El que gana la titularidad del ejecutivo llega a ocupar la silla, desde la que se toman las decisiones fundamentales. Eso todos lo sabemos. Nos lo enseñan los papeles o los libretos de tales montajes. Pero en los hechos nos damos unos frentazos inesperados. Salen de las oficinas de la presidencia dictámenes, acuerdos o decretos, lo que sea, y de donde menos se piensa salta la liebre. Unos señores togados les meten zancadilla a las tales decisiones y las tornan simple letra muerta. Y ni para dónde hacerse.
Pero ya no hablemos de las meras decisiones tomadas desde los espacios del poder ejecutivo. Vemos o sabemos que, en el poder legislativo, los ocupantes de las curules (que también pasan por el requisito de la elección popular) votan dictámenes y cambios de ruta en uno u otro sentido. Disputan, debaten, se desgarran las vestiduras, se mientan la progenitora y más cosas. Al final llevan la disputa al veredicto de las urnas internas y lo que la mayoría de ellos dispuso es lo que se aplicará. En eso quedan.
Pues nada. Otra vez los togados meten la cuchara y, así como le nulifican o distorsionan sus decisiones al poder ejecutivo, ponen a las decisiones legislativas también en el banquillo de la espera o de la nulidad. No se trata pues de una rareza, de vuelcos metafísicos que nos vienen de otro mundo. Estamos ante indefiniciones y confusiones bien asentadas en los papeles y en los documentos que nos rigen.
Porque lo más interesante de todos estos bretes viene a ser que los señores togados, con todo el poder de frenar o de modificar de rumbo al país, son un poder también. Pero un poder que no pasa por el veredicto de las urnas. A ellos no los elige el pópolo, es decir, los simples ciudadanos que somos la gran mayoría. Con el juguete de las elecciones nos hacen concurrir a las urnas, dizque para que definamos a quiénes queremos que ocupen la silla presidencial y las curules. Así los hacemos, a los ganones del sainete, responsables de las decisiones públicas, las que nos afectan a todos. Elegimos pues a los titulares de los poderes, menos a los gnomos que se visten ridículos con toga y birrete y que son los que, al final de todos los cuentos, manejan la varita de virtud e imponen lo que su santa y regalada gana dispone.

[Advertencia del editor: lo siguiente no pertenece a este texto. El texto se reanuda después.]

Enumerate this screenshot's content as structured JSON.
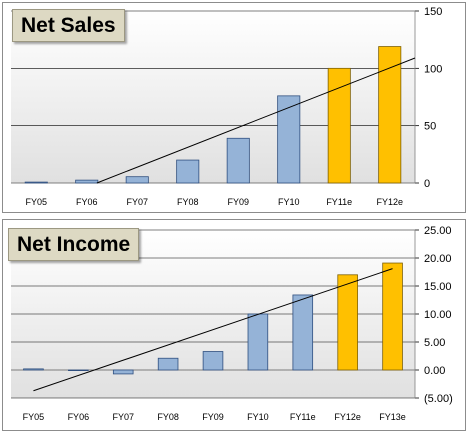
{
  "colors": {
    "bar_actual": "#95b3d7",
    "bar_actual_stroke": "#2f4f7f",
    "bar_estimate": "#ffc000",
    "bar_estimate_stroke": "#7f6000",
    "plot_background_top": "#ffffff",
    "plot_background_bottom": "#e0e0e0",
    "gridline": "#000000",
    "trendline": "#000000",
    "title_background": "#ddd9c3"
  },
  "chart_data": [
    {
      "type": "bar",
      "title": "Net Sales",
      "categories": [
        "FY05",
        "FY06",
        "FY07",
        "FY08",
        "FY09",
        "FY10",
        "FY11e",
        "FY12e"
      ],
      "values": [
        0.8,
        2.5,
        5.5,
        20,
        39,
        76,
        100,
        119
      ],
      "estimate_categories": [
        "FY11e",
        "FY12e"
      ],
      "ylim": [
        0,
        150
      ],
      "y_ticks": [
        0,
        50,
        100,
        150
      ],
      "y_tick_labels": [
        "0",
        "50",
        "100",
        "150"
      ],
      "y_axis_side": "right",
      "grid": true,
      "trendline": {
        "type": "linear",
        "points": [
          [
            1.2,
            0
          ],
          [
            7.5,
            109
          ]
        ]
      }
    },
    {
      "type": "bar",
      "title": "Net Income",
      "categories": [
        "FY05",
        "FY06",
        "FY07",
        "FY08",
        "FY09",
        "FY10",
        "FY11e",
        "FY12e",
        "FY13e"
      ],
      "values": [
        0.2,
        -0.1,
        -0.7,
        2.1,
        3.3,
        10.0,
        13.4,
        17.0,
        19.1
      ],
      "estimate_categories": [
        "FY12e",
        "FY13e"
      ],
      "ylim": [
        -5,
        25
      ],
      "y_ticks": [
        -5,
        0,
        5,
        10,
        15,
        20,
        25
      ],
      "y_tick_labels": [
        "(5.00)",
        "0.00",
        "5.00",
        "10.00",
        "15.00",
        "20.00",
        "25.00"
      ],
      "y_axis_side": "right",
      "grid": true,
      "trendline": {
        "type": "linear",
        "points": [
          [
            0,
            -3.7
          ],
          [
            8,
            18.1
          ]
        ]
      }
    }
  ]
}
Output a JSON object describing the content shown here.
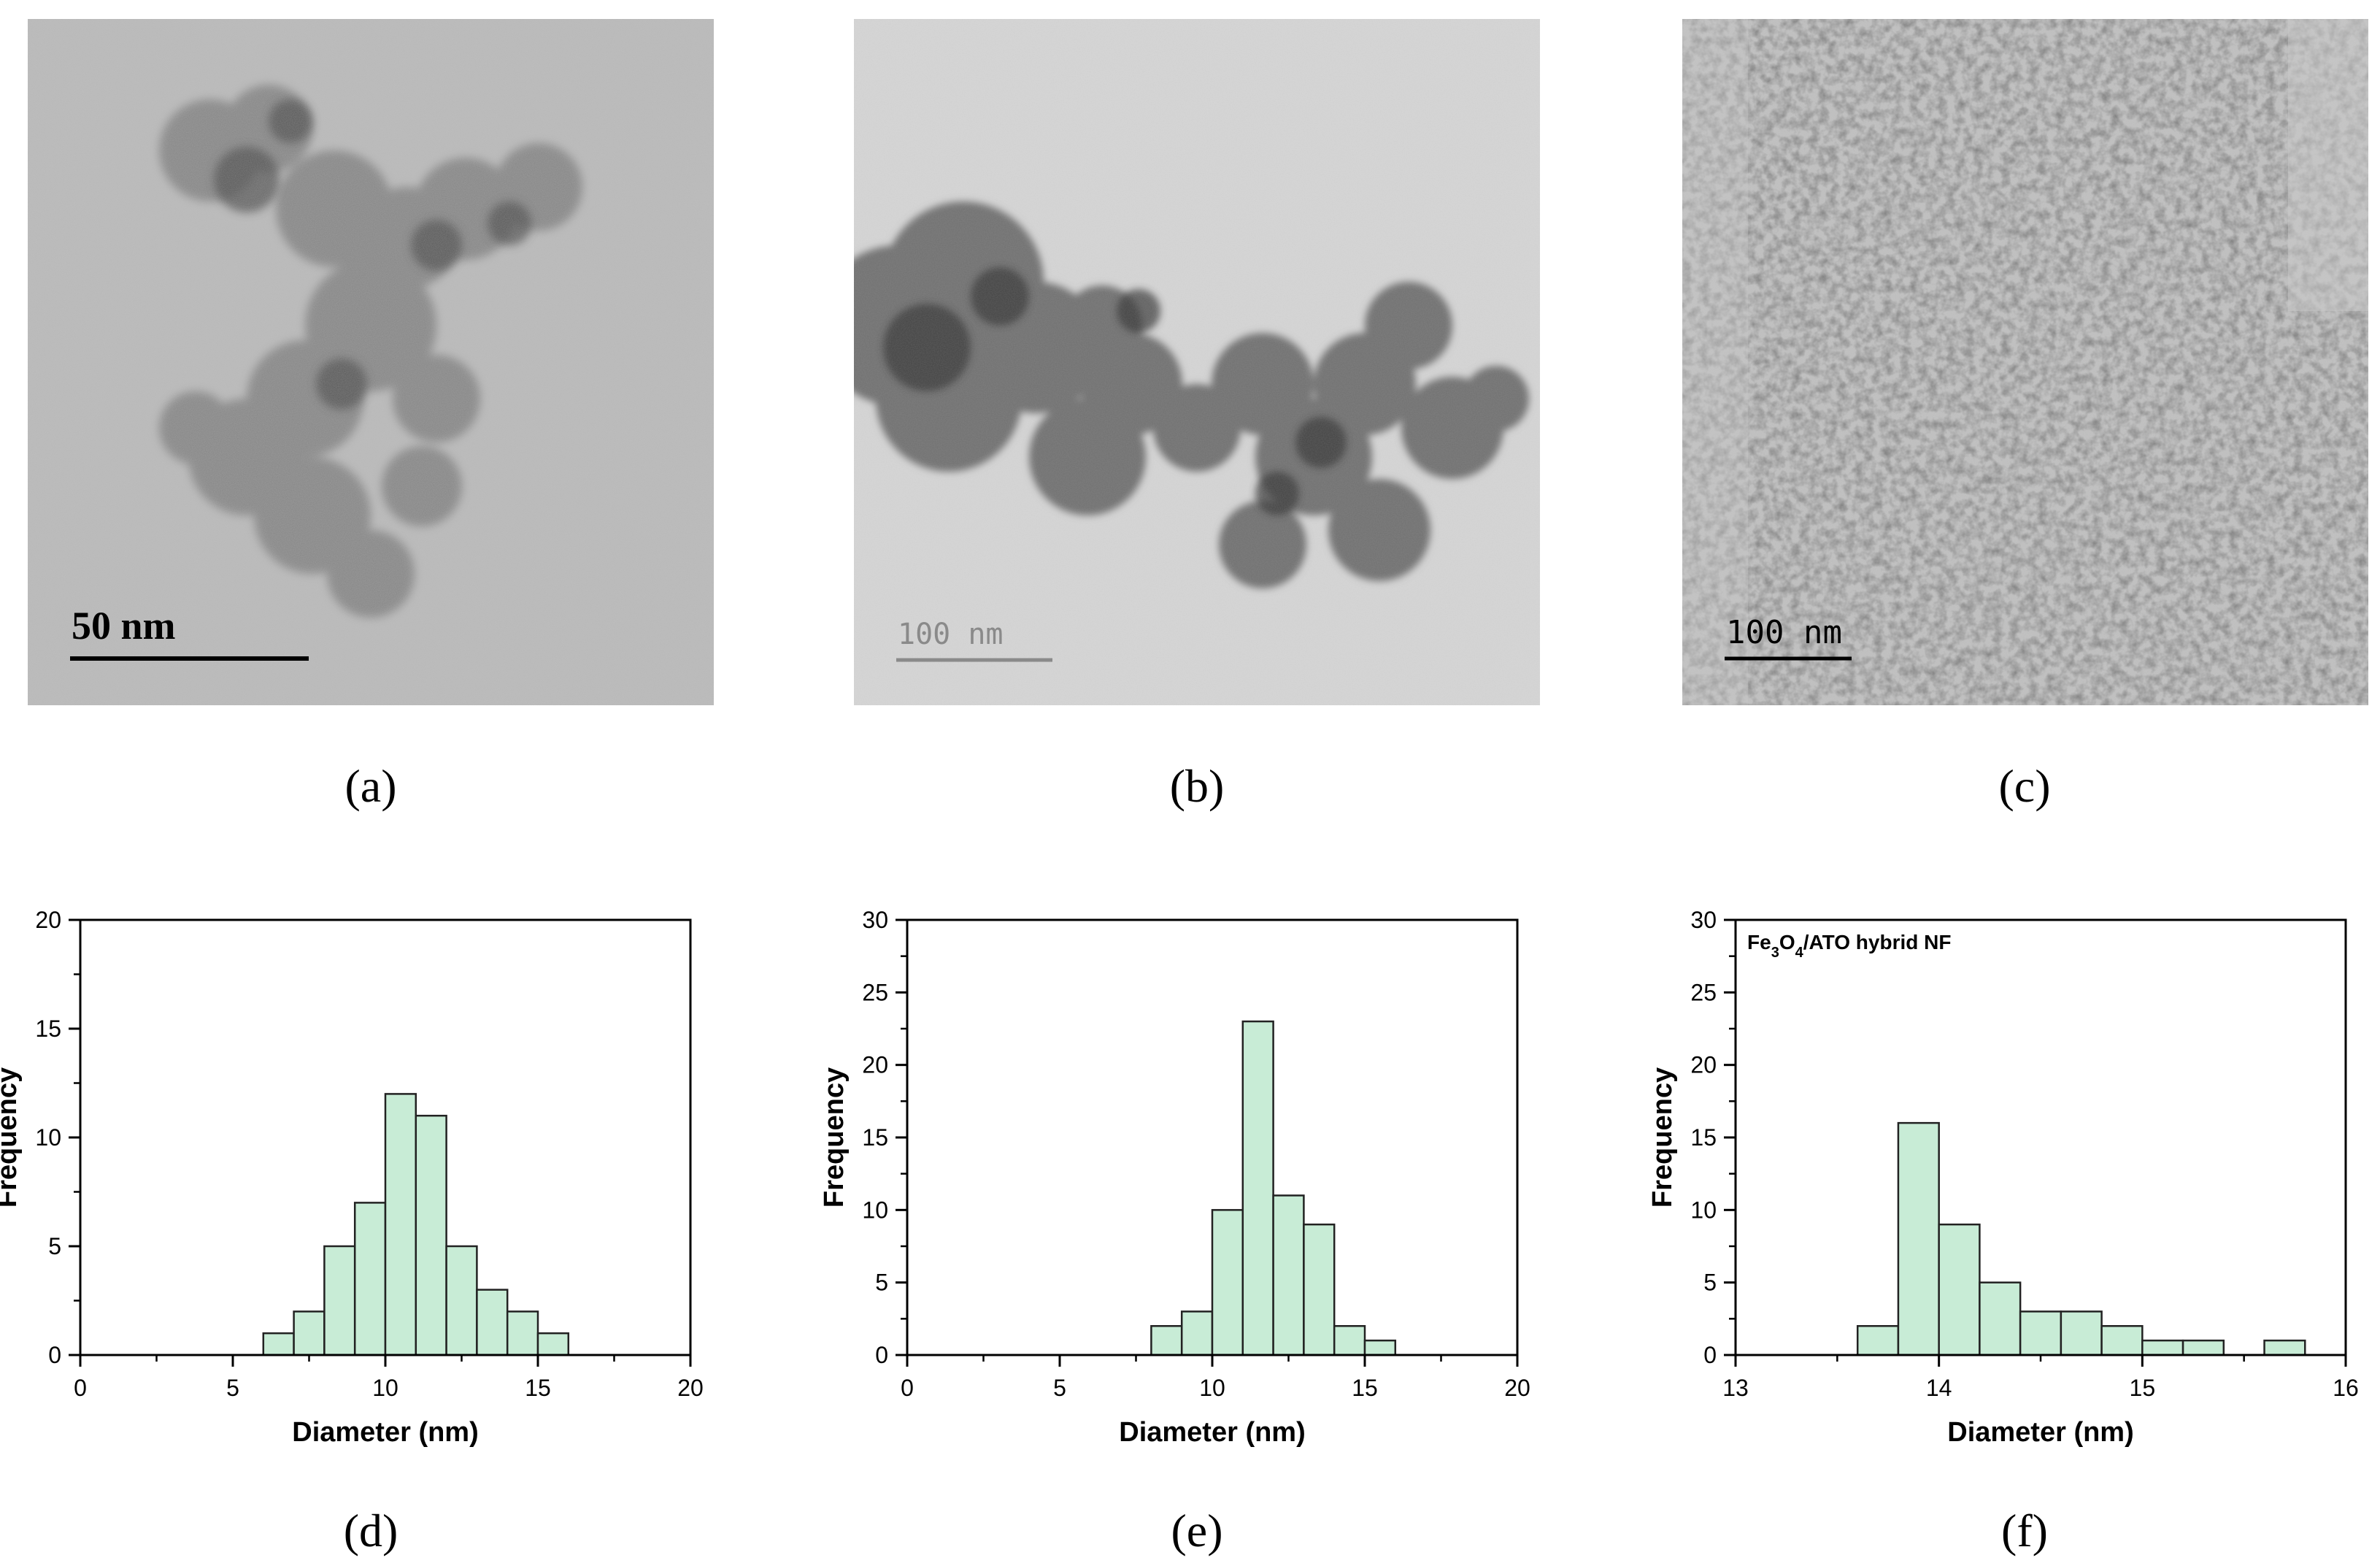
{
  "tem_panels": [
    {
      "label": "(a)",
      "scale_bar": "50 nm"
    },
    {
      "label": "(b)",
      "scale_bar": "100 nm"
    },
    {
      "label": "(c)",
      "scale_bar": "100 nm"
    }
  ],
  "hist_labels": [
    "(d)",
    "(e)",
    "(f)"
  ],
  "colors": {
    "bar_fill": "#c8ecd6",
    "bar_stroke": "#222222",
    "axis": "#000000"
  },
  "chart_data": [
    {
      "type": "bar",
      "title": "",
      "xlabel": "Diameter (nm)",
      "ylabel": "Frequency",
      "xlim": [
        0,
        20
      ],
      "ylim": [
        0,
        20
      ],
      "xticks": [
        0,
        5,
        10,
        15,
        20
      ],
      "yticks": [
        0,
        5,
        10,
        15,
        20
      ],
      "bin_edges": [
        6,
        7,
        8,
        9,
        10,
        11,
        12,
        13,
        14,
        15,
        16
      ],
      "values": [
        1,
        2,
        5,
        7,
        12,
        11,
        5,
        3,
        2,
        1
      ]
    },
    {
      "type": "bar",
      "title": "",
      "xlabel": "Diameter (nm)",
      "ylabel": "Frequency",
      "xlim": [
        0,
        20
      ],
      "ylim": [
        0,
        30
      ],
      "xticks": [
        0,
        5,
        10,
        15,
        20
      ],
      "yticks": [
        0,
        5,
        10,
        15,
        20,
        25,
        30
      ],
      "bin_edges": [
        8,
        9,
        10,
        11,
        12,
        13,
        14,
        15,
        16
      ],
      "values": [
        2,
        3,
        10,
        23,
        11,
        9,
        2,
        1
      ]
    },
    {
      "type": "bar",
      "title": "",
      "annotation": {
        "pre": "Fe",
        "sub1": "3",
        "mid": "O",
        "sub2": "4",
        "post": "/ATO hybrid NF"
      },
      "xlabel": "Diameter (nm)",
      "ylabel": "Frequency",
      "xlim": [
        13,
        16
      ],
      "ylim": [
        0,
        30
      ],
      "xticks": [
        13,
        14,
        15,
        16
      ],
      "yticks": [
        0,
        5,
        10,
        15,
        20,
        25,
        30
      ],
      "bin_edges": [
        13.6,
        13.8,
        14.0,
        14.2,
        14.4,
        14.6,
        14.8,
        15.0,
        15.2,
        15.4,
        15.6,
        15.8
      ],
      "values": [
        2,
        16,
        9,
        5,
        3,
        3,
        2,
        1,
        1,
        0,
        1
      ]
    }
  ]
}
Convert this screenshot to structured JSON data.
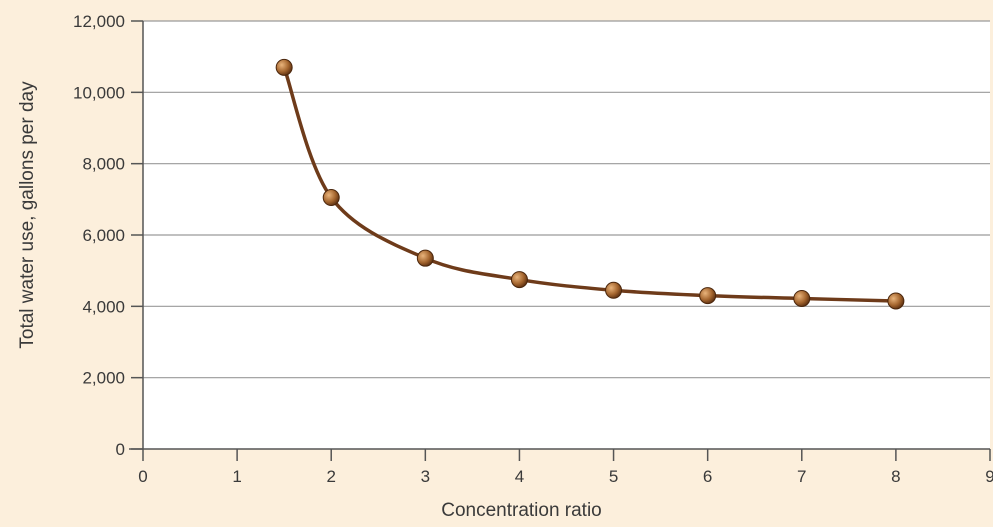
{
  "colors": {
    "background": "#fcefdc",
    "plot_background": "#ffffff",
    "gridline": "#9a9a9a",
    "axis": "#555555",
    "line": "#6e3b1a",
    "marker": "#a4652e"
  },
  "chart_data": {
    "type": "line",
    "title": "",
    "xlabel": "Concentration ratio",
    "ylabel": "Total water use, gallons per day",
    "xlim": [
      0,
      9
    ],
    "ylim": [
      0,
      12000
    ],
    "x_ticks": [
      0,
      1,
      2,
      3,
      4,
      5,
      6,
      7,
      8,
      9
    ],
    "x_tick_labels": [
      "0",
      "1",
      "2",
      "3",
      "4",
      "5",
      "6",
      "7",
      "8",
      "9"
    ],
    "y_ticks": [
      0,
      2000,
      4000,
      6000,
      8000,
      10000,
      12000
    ],
    "y_tick_labels": [
      "0",
      "2,000",
      "4,000",
      "6,000",
      "8,000",
      "10,000",
      "12,000"
    ],
    "grid": true,
    "legend": "none",
    "series": [
      {
        "x": [
          1.5,
          2,
          3,
          4,
          5,
          6,
          7,
          8
        ],
        "values": [
          10700,
          7050,
          5350,
          4750,
          4450,
          4300,
          4220,
          4150
        ]
      }
    ]
  }
}
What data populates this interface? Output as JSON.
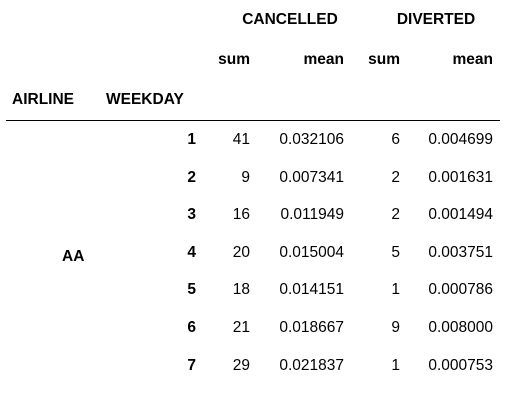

¿No estamos lucidos? ¿No que la soberanía reside en última instancia en el pueblo? Tenemos que ordenar la casa y asentar no sólo las reglas, sino los hábitos fácticos. Se impone pasar a realizar una operación de cirugía mayor, que no podemos posponer por más tiempo. Y no sólo transparentar los mecanismos de ingreso, promoción y permanencia en los sillones del poder judicial, sino tan sólo empezar por ahí. Porque tras esta revisión hemos de meter a serio análisis la estructura de los poderes, no sólo la del judicial.
De tal asignatura escuchamos muchas lecciones por los días que corren. Pero ¿nos entretenemos en sacudir la utilidad pública de los partidos políticos o los dejamos que sigan funcionando como lo hacen? Se viene la remoción del poder legislativo en pleno. De quinientas plazas ocupadas, 450 se inscribieron ya para ser reelectos. ¿Pasó la reelección alguna prueba de plebiscito?
¿Así disfrutamos acaso la salud pública de la que gozamos? Ya no hablemos de las senadurías que son materia de cambio y recambio en los jaloneos de las fuerzas desatadas por llevarse las ventajas electoreras en disputa. ¿No será conveniente meterle en serio la lupa no sólo al poder judicial, sino a todo lo que tenga que ver con el jaleo de estas zambras? Algún día hay que hacerlo y por algún lado habrá que empezar.